Witnessing an animal being treated with kindness and compassion can have a profound impact and help to foster empathy towards animals. AAU runs a Community Outreach and Education program that provides opportunities for people to connect with animals and learn how to help street animals in need. Simple measures such as applying anti-fly cream to wounds to prevent infestation by maggots can make a big difference to the health and well-being of an injured street animal. Since 2018, AAU has run a first aid and animal handling program, which is geared toward residents of areas where there is little access to veterinarians or facilities specialising in treating street animals. This week-long program includes instruction in the practicalities of handling injured animals, which is conducted by highly experienced staff and based on internationally recognized veterinary medicine protocols.
Part of AAU’s outreach program also includes compassion education for school children. Through classroom visits, AAU has reached thousands of children to spread awareness about how to help rescue injured animals, as well as creating mindfulness about other ways to help animals such as humane pet guardianship, dog bite prevention and the importance of reporting cruelty.
Animal cruelty is rife in many parts of the world and, sadly, India is no exception. Homeless and free-roaming animals living on the street are frequent targets.

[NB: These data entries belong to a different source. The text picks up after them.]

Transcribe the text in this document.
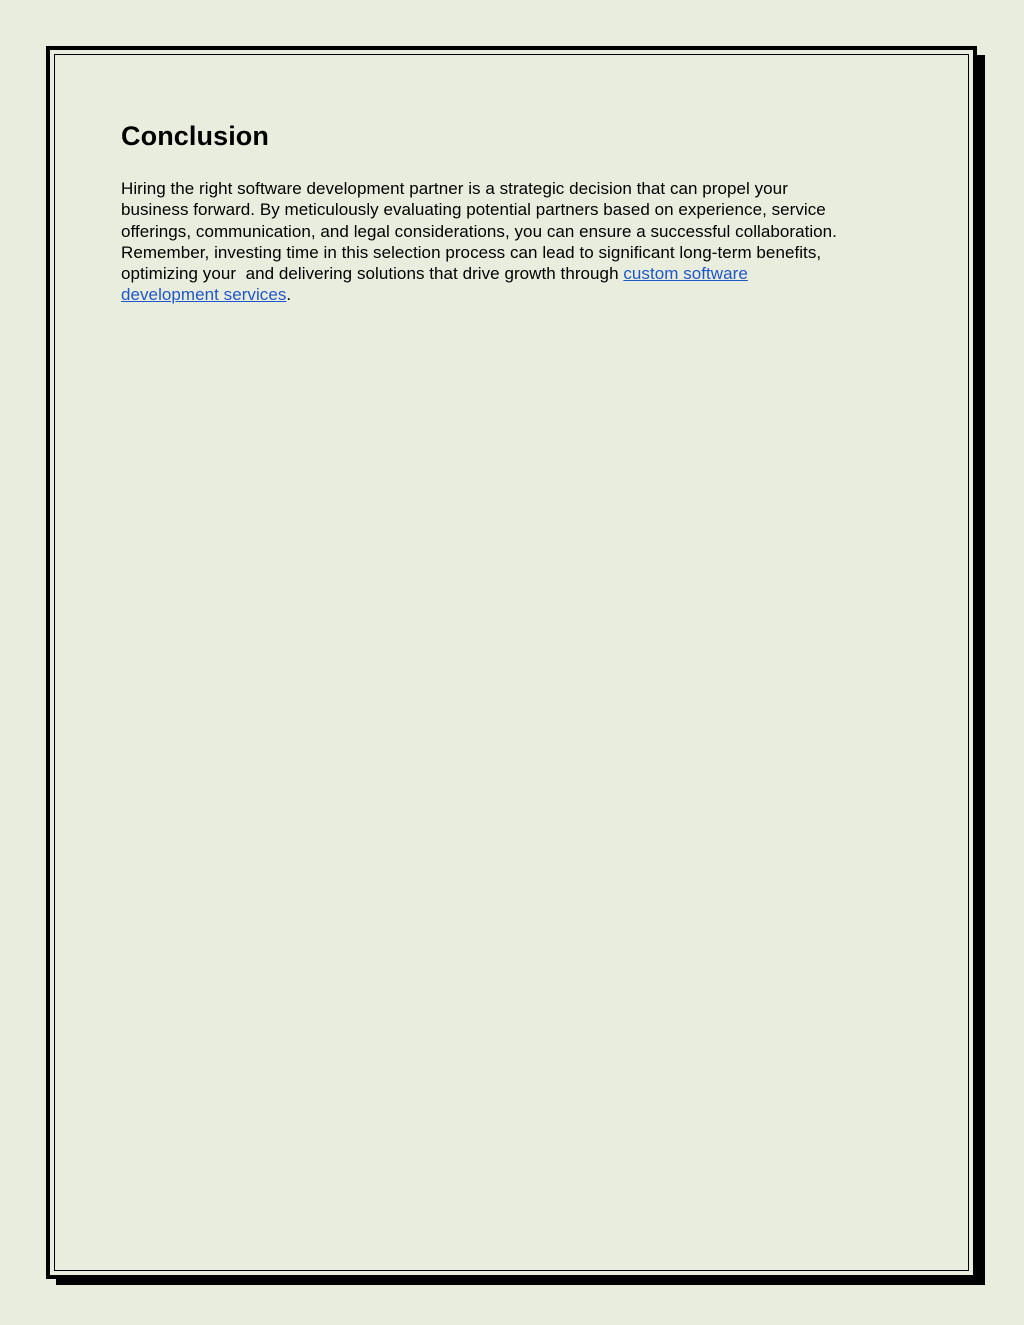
Conclusion

Hiring the right software development partner is a strategic decision that can propel your
business forward. By meticulously evaluating potential partners based on experience, service
offerings, communication, and legal considerations, you can ensure a successful collaboration.
Remember, investing time in this selection process can lead to significant long-term benefits,
optimizing your  and delivering solutions that drive growth through custom software
development services.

In 2018 AAU’s Cruelty Response Officer responded to 23 reports of cruelty to animals, conducting on-site investigation and reporting to the police. The cases involved abandonment of owned dogs and cases of intentional harming of animals.
In addition to rescue and outreach, AAU also provides vaccinations to every animal patient they treat, and they also vaccinate hundreds more during neighbourhood rabies drives. India accounts for roughly 36% of all global rabies deaths and with an estimated stray dog population of 25 million, it is unsurprising that it is still a considerable public health issue. In countries with large populations of street dogs, the most effective and humane method of dog population management is through a Catch-Neuter-Release program. To this end, AAU operate an extensive spay and neuter program, conducting around six to ten sterilisation surgeries, six days a week.

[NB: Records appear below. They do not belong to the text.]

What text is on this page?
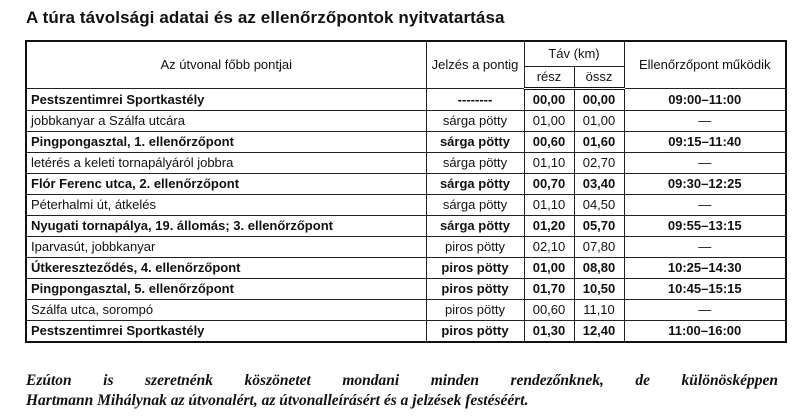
A túra távolsági adatai és az ellenőrzőpontok nyitvatartása
Az útvonal főbb pontjai	Jelzés a pontig	Táv (km)		Ellenőrzőpont működik
		rész	össz	
Pestszentimrei Sportkastély	--------	00,00	00,00	09:00–11:00
jobbkanyar a Szálfa utcára	sárga pötty	01,00	01,00	—
Pingpongasztal, 1. ellenőrzőpont	sárga pötty	00,60	01,60	09:15–11:40
letérés a keleti tornapályáról jobbra	sárga pötty	01,10	02,70	—
Flór Ferenc utca, 2. ellenőrzőpont	sárga pötty	00,70	03,40	09:30–12:25
Péterhalmi út, átkelés	sárga pötty	01,10	04,50	—
Nyugati tornapálya, 19. állomás; 3. ellenőrzőpont	sárga pötty	01,20	05,70	09:55–13:15
Iparvasút, jobbkanyar	piros pötty	02,10	07,80	—
Útkereszteződés, 4. ellenőrzőpont	piros pötty	01,00	08,80	10:25–14:30
Pingpongasztal, 5. ellenőrzőpont	piros pötty	01,70	10,50	10:45–15:15
Szálfa utca, sorompó	piros pötty	00,60	11,10	—
Pestszentimrei Sportkastély	piros pötty	01,30	12,40	11:00–16:00
Ezúton is szeretnénk köszönetet mondani minden rendezőnknek, de különösképpen
Hartmann Mihálynak az útvonalért, az útvonalleírásért és a jelzések festéséért.
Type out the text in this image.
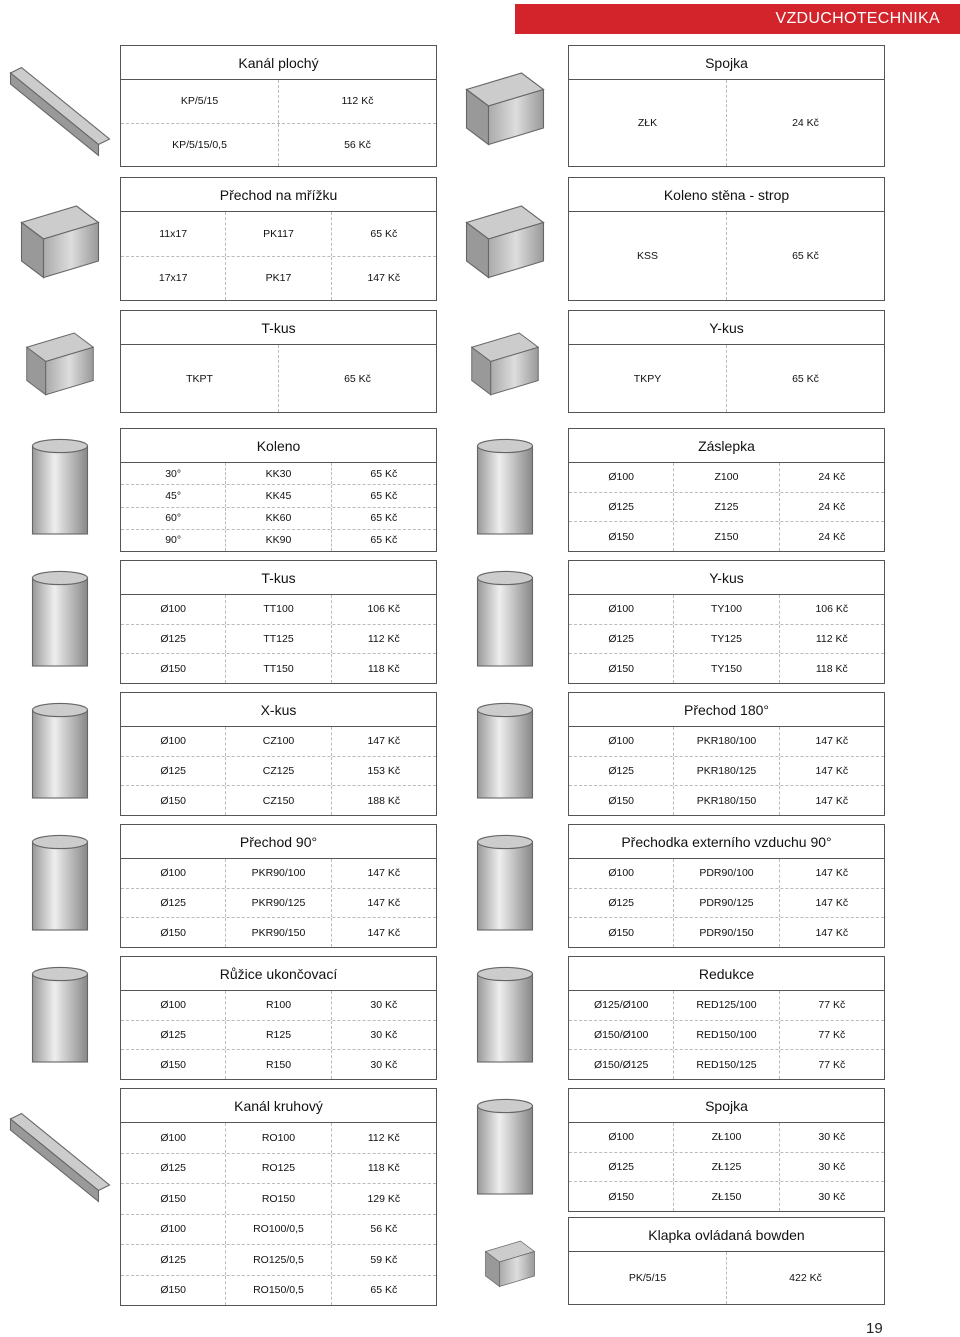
VZDUCHOTECHNIKA
Kanál plochý
KP/5/15	112 Kč
KP/5/15/0,5	56 Kč
Spojka
ZŁK	24 Kč
Přechod na mřížku
11x17	PK117	65 Kč
17x17	PK17	147 Kč
Koleno stěna - strop
KSS	65 Kč
T-kus
TKPT	65 Kč
Y-kus
TKPY	65 Kč
Koleno
30°	KK30	65 Kč
45°	KK45	65 Kč
60°	KK60	65 Kč
90°	KK90	65 Kč
Záslepka
Ø100	Z100	24 Kč
Ø125	Z125	24 Kč
Ø150	Z150	24 Kč
T-kus
Ø100	TT100	106 Kč
Ø125	TT125	112 Kč
Ø150	TT150	118 Kč
Y-kus
Ø100	TY100	106 Kč
Ø125	TY125	112 Kč
Ø150	TY150	118 Kč
X-kus
Ø100	CZ100	147 Kč
Ø125	CZ125	153 Kč
Ø150	CZ150	188 Kč
Přechod 180°
Ø100	PKR180/100	147 Kč
Ø125	PKR180/125	147 Kč
Ø150	PKR180/150	147 Kč
Přechod 90°
Ø100	PKR90/100	147 Kč
Ø125	PKR90/125	147 Kč
Ø150	PKR90/150	147 Kč
Přechodka externího vzduchu 90°
Ø100	PDR90/100	147 Kč
Ø125	PDR90/125	147 Kč
Ø150	PDR90/150	147 Kč
Růžice ukončovací
Ø100	R100	30 Kč
Ø125	R125	30 Kč
Ø150	R150	30 Kč
Redukce
Ø125/Ø100	RED125/100	77 Kč
Ø150/Ø100	RED150/100	77 Kč
Ø150/Ø125	RED150/125	77 Kč
Kanál kruhový
Ø100	RO100	112 Kč
Ø125	RO125	118 Kč
Ø150	RO150	129 Kč
Ø100	RO100/0,5	56 Kč
Ø125	RO125/0,5	59 Kč
Ø150	RO150/0,5	65 Kč
Spojka
Ø100	ZŁ100	30 Kč
Ø125	ZŁ125	30 Kč
Ø150	ZŁ150	30 Kč
Klapka ovládaná bowden
PK/5/15	422 Kč
19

Through the rescue of ill and injured street animals, and their focus on community compassion and the prevention of suffering, AAU is a model for on-the-ground action and long-term advancement for the protection of animals. Like many animal charities, the Covid-19 pandemic has had a devastating impact on funding and resources, and staff at AAU have been stretched to the limit. Even though lockdown has now ended in the region, the ever-present dangers faced by street animals is an ongoing crisis. Please support Animal Aid Unlimited and help them to continue their vital, life-saving work.